Во время таких споров выходил из камбуза Прелат. Он становился около Лутатини и неистово хохотал. Он всегда жевал табак, и, когда смеялся, по крупному подбородку стекала бурая жижица. Маленькие и водянистые глаза наполнялись слезами.
— Кроши всех богов, всех святых и чертей на придачу — получится винегрет!
И снова разражался хохотом.
Словно от угара, мутью заволакивался мозг Лутатини. И ему начинало казаться, что его окружают не люди, которым он искренне хотел помочь, а василиски и аспиды, изрыгающие ужасную хулу на святого духа.
V
По мере того как опустошались бункера, хранящие запасы топлива, все меньше высыпался в кочегарку уголь самотеком. Чтобы увеличить его приток, применяли особые меры.
Лутатини лез в бункер, железной лопатой передвигал уголь от задних стен ближе к шахте и ссыпал его на плиты кочегарного отделения.

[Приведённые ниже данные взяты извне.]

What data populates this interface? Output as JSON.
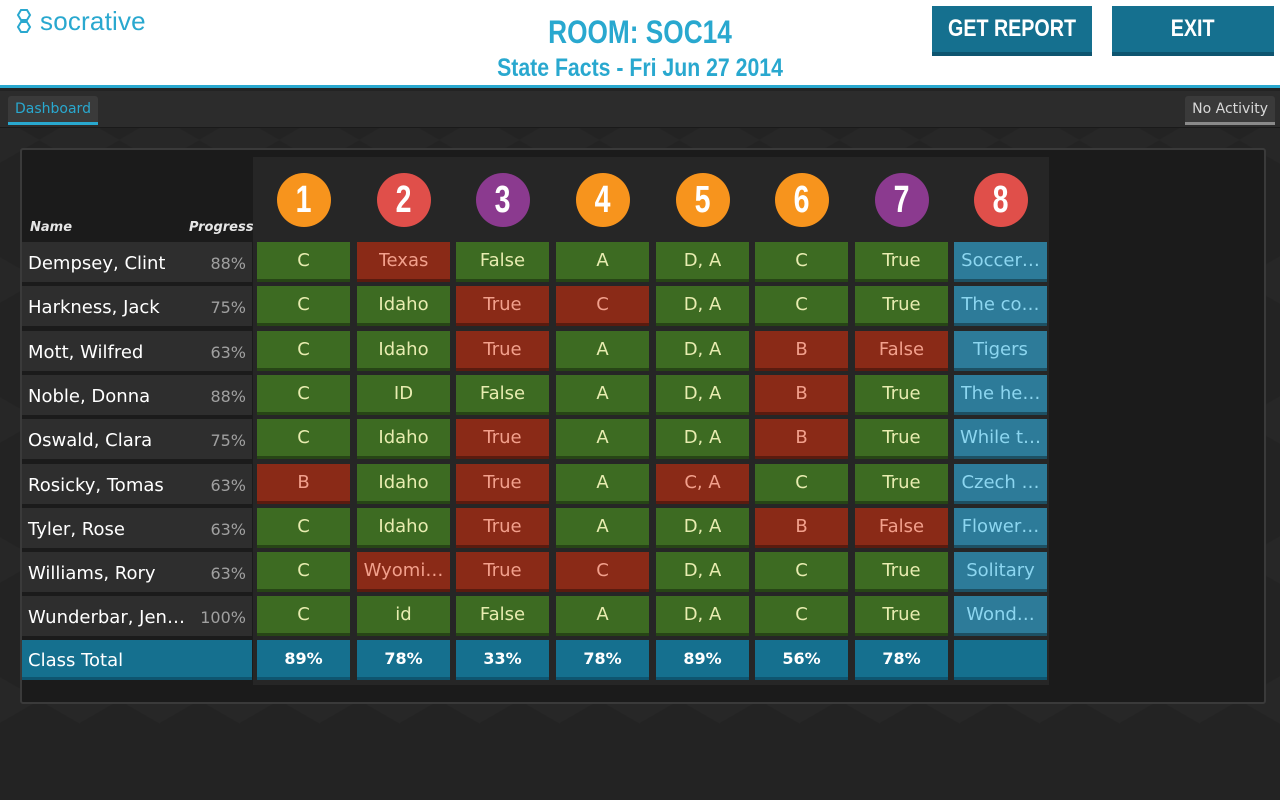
{
  "header": {
    "logo_text": "socrative",
    "room": "ROOM: SOC14",
    "subtitle": "State Facts - Fri Jun 27 2014",
    "get_report_label": "GET REPORT",
    "exit_label": "EXIT"
  },
  "subbar": {
    "dashboard_tab": "Dashboard",
    "activity_status": "No Activity"
  },
  "table": {
    "name_header": "Name",
    "progress_header": "Progress",
    "questions": [
      {
        "num": "1",
        "color": "#f7941d"
      },
      {
        "num": "2",
        "color": "#e04f4a"
      },
      {
        "num": "3",
        "color": "#8b3a8f"
      },
      {
        "num": "4",
        "color": "#f7941d"
      },
      {
        "num": "5",
        "color": "#f7941d"
      },
      {
        "num": "6",
        "color": "#f7941d"
      },
      {
        "num": "7",
        "color": "#8b3a8f"
      },
      {
        "num": "8",
        "color": "#e04f4a"
      }
    ],
    "rows": [
      {
        "name": "Dempsey, Clint",
        "progress": "88%",
        "answers": [
          [
            "C",
            "g"
          ],
          [
            "Texas",
            "r"
          ],
          [
            "False",
            "g"
          ],
          [
            "A",
            "g"
          ],
          [
            "D, A",
            "g"
          ],
          [
            "C",
            "g"
          ],
          [
            "True",
            "g"
          ],
          [
            "Soccer…",
            "b"
          ]
        ]
      },
      {
        "name": "Harkness, Jack",
        "progress": "75%",
        "answers": [
          [
            "C",
            "g"
          ],
          [
            "Idaho",
            "g"
          ],
          [
            "True",
            "r"
          ],
          [
            "C",
            "r"
          ],
          [
            "D, A",
            "g"
          ],
          [
            "C",
            "g"
          ],
          [
            "True",
            "g"
          ],
          [
            "The co…",
            "b"
          ]
        ]
      },
      {
        "name": "Mott, Wilfred",
        "progress": "63%",
        "answers": [
          [
            "C",
            "g"
          ],
          [
            "Idaho",
            "g"
          ],
          [
            "True",
            "r"
          ],
          [
            "A",
            "g"
          ],
          [
            "D, A",
            "g"
          ],
          [
            "B",
            "r"
          ],
          [
            "False",
            "r"
          ],
          [
            "Tigers",
            "b"
          ]
        ]
      },
      {
        "name": "Noble, Donna",
        "progress": "88%",
        "answers": [
          [
            "C",
            "g"
          ],
          [
            "ID",
            "g"
          ],
          [
            "False",
            "g"
          ],
          [
            "A",
            "g"
          ],
          [
            "D, A",
            "g"
          ],
          [
            "B",
            "r"
          ],
          [
            "True",
            "g"
          ],
          [
            "The he…",
            "b"
          ]
        ]
      },
      {
        "name": "Oswald, Clara",
        "progress": "75%",
        "answers": [
          [
            "C",
            "g"
          ],
          [
            "Idaho",
            "g"
          ],
          [
            "True",
            "r"
          ],
          [
            "A",
            "g"
          ],
          [
            "D, A",
            "g"
          ],
          [
            "B",
            "r"
          ],
          [
            "True",
            "g"
          ],
          [
            "While t…",
            "b"
          ]
        ]
      },
      {
        "name": "Rosicky, Tomas",
        "progress": "63%",
        "answers": [
          [
            "B",
            "r"
          ],
          [
            "Idaho",
            "g"
          ],
          [
            "True",
            "r"
          ],
          [
            "A",
            "g"
          ],
          [
            "C, A",
            "r"
          ],
          [
            "C",
            "g"
          ],
          [
            "True",
            "g"
          ],
          [
            "Czech …",
            "b"
          ]
        ]
      },
      {
        "name": "Tyler, Rose",
        "progress": "63%",
        "answers": [
          [
            "C",
            "g"
          ],
          [
            "Idaho",
            "g"
          ],
          [
            "True",
            "r"
          ],
          [
            "A",
            "g"
          ],
          [
            "D, A",
            "g"
          ],
          [
            "B",
            "r"
          ],
          [
            "False",
            "r"
          ],
          [
            "Flower…",
            "b"
          ]
        ]
      },
      {
        "name": "Williams, Rory",
        "progress": "63%",
        "answers": [
          [
            "C",
            "g"
          ],
          [
            "Wyomi…",
            "r"
          ],
          [
            "True",
            "r"
          ],
          [
            "C",
            "r"
          ],
          [
            "D, A",
            "g"
          ],
          [
            "C",
            "g"
          ],
          [
            "True",
            "g"
          ],
          [
            "Solitary",
            "b"
          ]
        ]
      },
      {
        "name": "Wunderbar, Jen…",
        "progress": "100%",
        "answers": [
          [
            "C",
            "g"
          ],
          [
            "id",
            "g"
          ],
          [
            "False",
            "g"
          ],
          [
            "A",
            "g"
          ],
          [
            "D, A",
            "g"
          ],
          [
            "C",
            "g"
          ],
          [
            "True",
            "g"
          ],
          [
            "Wond…",
            "b"
          ]
        ]
      }
    ],
    "total_label": "Class Total",
    "totals": [
      "89%",
      "78%",
      "33%",
      "78%",
      "89%",
      "56%",
      "78%",
      ""
    ]
  }
}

Он постепенно начал втягиваться в этот тяжелый и грязный труд. Руки и ноги стали обрастать мускулами, крепла спина. Но тягостное настроение не покидало его. В помещении, похожем на подземную пещеру, было мрачно и черно. Поднимая густую пыль, он работал, как отверженный, в тусклом освещении переносной электрической лампочки. Иногда он настолько уставал, что стоило ему чуть присесть на уголь, как сейчас же у него в изнеможении закрывались глаза. Тогда около него вырастал кто-нибудь из кочегаров и, толкая его пинком, словно галерного каторжника, разражался неистовой бранью:
— Ваше преподобие! Дьявол тонконогий! Все богослужение проспали!..
Лутатини вскакивал, как встрепанный, и начинал греметь лопатой по углю.
Но случалось, что кочегар вырывал у него лопату и старался на скорую руку ему помочь.
Покончив с делами в бункерах, Лутатини опять спускался в кочегарку, в душный зной, к гудящим топкам.
С первых дней китаец Чин-Ха работал во время своей вахты в одних брюках, по пояс голый, а потом, несмотря на прежнюю жару в кочегарке, почему-то начал надевать синюю рабочую рубаху. В голосе у него послышалась нехорошая сипота. Веселый от природы, постоянно улыбающийся, относившийся к этому рискованному рейсу спокойнее других, он вдруг стал угрюмым. Узкие раскосые глаза его налились тревогой, плоское лицо приняло выражение постоянной сосредоточенности. Он мало ел, хирел с каждым днем и, обессиленный, плохо выполнял свои обязанности. Только не уменьшалась жажда: работая у топок, он вместе с другими кочегарами часто прикладывался к дудочке большого чайника. Кроме того, у него появилось желание мыться в бане после всех — в одиночестве.